Asked why the leadership’s fiscal plan is not visible, he replied: “I never said we’d release it to the public.”

Harris organized a retreat of House Republicans in Alexandria on March 16. Four in attendance said it was clear he did not want them to offer a tax plan, a decision that left them surprised.

“This is the time to do it,” one of them said, speaking on condition of anonymity.

State Rep. Jim Morris, R-Oil City, who chaired the informal committee created by Harris on taxes, agrees with that view.

“We should come up with something,” Morris said in an interview last month. “It’s just so complicated. It’s not easy.”

State Rep. Barry Ivey, a second-term member from Central, is perhaps the one Republican planning to offer a comprehensive proposal.

Ivey’s plan – based on what he called “tons of research and hashing out different options” -- would revamp the state sales and corporate and individual income tax codes.

“My effort has been to create a plan I can support,” Ivey said. “Last year, I was criticized as being a member of the ‘gang of no.’”

State Rep.
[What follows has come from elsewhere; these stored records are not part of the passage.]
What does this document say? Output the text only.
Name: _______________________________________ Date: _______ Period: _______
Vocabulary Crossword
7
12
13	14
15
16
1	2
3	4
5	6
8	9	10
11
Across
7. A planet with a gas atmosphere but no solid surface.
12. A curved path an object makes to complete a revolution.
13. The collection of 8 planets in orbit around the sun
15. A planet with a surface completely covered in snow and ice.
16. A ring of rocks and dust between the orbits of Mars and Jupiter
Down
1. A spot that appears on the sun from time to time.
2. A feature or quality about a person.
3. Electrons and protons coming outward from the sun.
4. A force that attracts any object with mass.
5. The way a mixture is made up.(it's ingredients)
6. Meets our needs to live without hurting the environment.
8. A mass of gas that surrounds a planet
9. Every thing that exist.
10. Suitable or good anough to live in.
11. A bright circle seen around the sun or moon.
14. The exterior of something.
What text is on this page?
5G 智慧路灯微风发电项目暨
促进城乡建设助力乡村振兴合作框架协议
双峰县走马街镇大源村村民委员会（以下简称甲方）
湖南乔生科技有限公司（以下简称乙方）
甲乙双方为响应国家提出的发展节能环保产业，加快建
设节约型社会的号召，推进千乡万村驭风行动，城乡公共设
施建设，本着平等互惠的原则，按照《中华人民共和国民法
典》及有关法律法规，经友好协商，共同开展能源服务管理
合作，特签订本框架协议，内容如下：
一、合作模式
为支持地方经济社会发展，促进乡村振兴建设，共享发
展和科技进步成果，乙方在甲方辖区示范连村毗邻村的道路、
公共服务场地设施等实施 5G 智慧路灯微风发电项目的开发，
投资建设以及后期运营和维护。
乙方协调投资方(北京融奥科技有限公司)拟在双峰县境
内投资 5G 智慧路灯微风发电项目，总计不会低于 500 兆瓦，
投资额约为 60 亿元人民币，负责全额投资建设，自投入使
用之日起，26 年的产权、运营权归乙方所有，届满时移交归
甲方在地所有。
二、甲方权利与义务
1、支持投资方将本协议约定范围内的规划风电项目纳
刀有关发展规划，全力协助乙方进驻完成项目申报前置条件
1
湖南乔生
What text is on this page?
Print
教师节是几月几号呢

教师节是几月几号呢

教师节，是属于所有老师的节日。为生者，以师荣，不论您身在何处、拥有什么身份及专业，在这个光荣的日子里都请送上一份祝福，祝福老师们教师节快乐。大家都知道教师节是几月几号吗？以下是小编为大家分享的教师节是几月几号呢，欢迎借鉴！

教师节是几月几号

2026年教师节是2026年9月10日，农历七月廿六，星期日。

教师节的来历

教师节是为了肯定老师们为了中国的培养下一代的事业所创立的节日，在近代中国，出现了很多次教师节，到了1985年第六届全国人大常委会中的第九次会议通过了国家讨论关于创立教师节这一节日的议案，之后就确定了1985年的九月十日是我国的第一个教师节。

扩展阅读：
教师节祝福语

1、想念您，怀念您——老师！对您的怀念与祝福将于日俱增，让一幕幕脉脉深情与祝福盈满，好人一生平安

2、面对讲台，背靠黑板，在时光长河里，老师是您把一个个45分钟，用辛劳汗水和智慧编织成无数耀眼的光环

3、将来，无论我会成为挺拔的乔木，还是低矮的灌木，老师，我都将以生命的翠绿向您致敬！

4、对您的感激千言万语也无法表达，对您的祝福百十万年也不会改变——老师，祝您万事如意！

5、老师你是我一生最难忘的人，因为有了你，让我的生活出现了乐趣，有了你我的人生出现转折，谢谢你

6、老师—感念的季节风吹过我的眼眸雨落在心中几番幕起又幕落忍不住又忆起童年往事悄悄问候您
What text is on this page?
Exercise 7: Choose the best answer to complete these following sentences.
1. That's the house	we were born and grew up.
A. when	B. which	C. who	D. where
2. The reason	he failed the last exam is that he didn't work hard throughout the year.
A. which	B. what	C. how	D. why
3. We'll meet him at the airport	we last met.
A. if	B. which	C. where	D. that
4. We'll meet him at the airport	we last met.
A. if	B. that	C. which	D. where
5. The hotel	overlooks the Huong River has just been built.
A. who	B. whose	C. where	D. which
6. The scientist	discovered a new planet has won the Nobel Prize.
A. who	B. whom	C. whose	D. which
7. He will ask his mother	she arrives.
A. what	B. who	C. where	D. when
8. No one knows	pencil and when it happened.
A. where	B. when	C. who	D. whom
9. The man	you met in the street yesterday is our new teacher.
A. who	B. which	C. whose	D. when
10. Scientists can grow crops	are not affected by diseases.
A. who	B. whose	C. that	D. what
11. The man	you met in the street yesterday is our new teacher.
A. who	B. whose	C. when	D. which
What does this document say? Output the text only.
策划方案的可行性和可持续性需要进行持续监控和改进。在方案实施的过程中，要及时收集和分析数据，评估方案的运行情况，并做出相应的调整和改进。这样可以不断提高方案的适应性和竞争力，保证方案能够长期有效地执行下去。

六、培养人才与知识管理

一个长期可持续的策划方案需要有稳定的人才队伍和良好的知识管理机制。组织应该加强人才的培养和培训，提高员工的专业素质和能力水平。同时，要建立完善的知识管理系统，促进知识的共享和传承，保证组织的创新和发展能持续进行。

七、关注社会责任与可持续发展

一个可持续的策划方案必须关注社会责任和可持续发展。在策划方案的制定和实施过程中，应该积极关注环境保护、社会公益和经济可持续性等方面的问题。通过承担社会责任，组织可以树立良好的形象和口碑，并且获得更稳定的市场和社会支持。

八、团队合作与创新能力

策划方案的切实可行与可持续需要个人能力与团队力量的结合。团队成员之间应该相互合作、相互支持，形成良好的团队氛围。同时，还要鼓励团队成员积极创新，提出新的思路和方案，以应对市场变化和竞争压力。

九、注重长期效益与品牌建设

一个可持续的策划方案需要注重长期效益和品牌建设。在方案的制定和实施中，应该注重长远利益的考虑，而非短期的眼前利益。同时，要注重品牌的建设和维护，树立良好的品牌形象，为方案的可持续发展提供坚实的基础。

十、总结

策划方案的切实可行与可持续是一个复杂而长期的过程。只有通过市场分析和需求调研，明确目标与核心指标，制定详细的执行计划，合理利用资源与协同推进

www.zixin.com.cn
Julie Stokes, R-Kenner, who has chaired a commission studying ways to simplify the cumbersome sales tax system – rated as the worst in the country by the Washington, D.C.-based Tax Foundation – is proposing legislation to end the current patchwork system, in which local and state governments exempt different activities from sales tax.

Edwards noted Friday that the Legislature cannot raise revenue to fix the fiscal cliff during next year’s regular session if they don’t solve the problem over the next two months.

“We’ll have more special sessions,” he said, beyond the three he has already called in his first 15 months. “There won’t be any new alternatives later that aren’t available to us now.”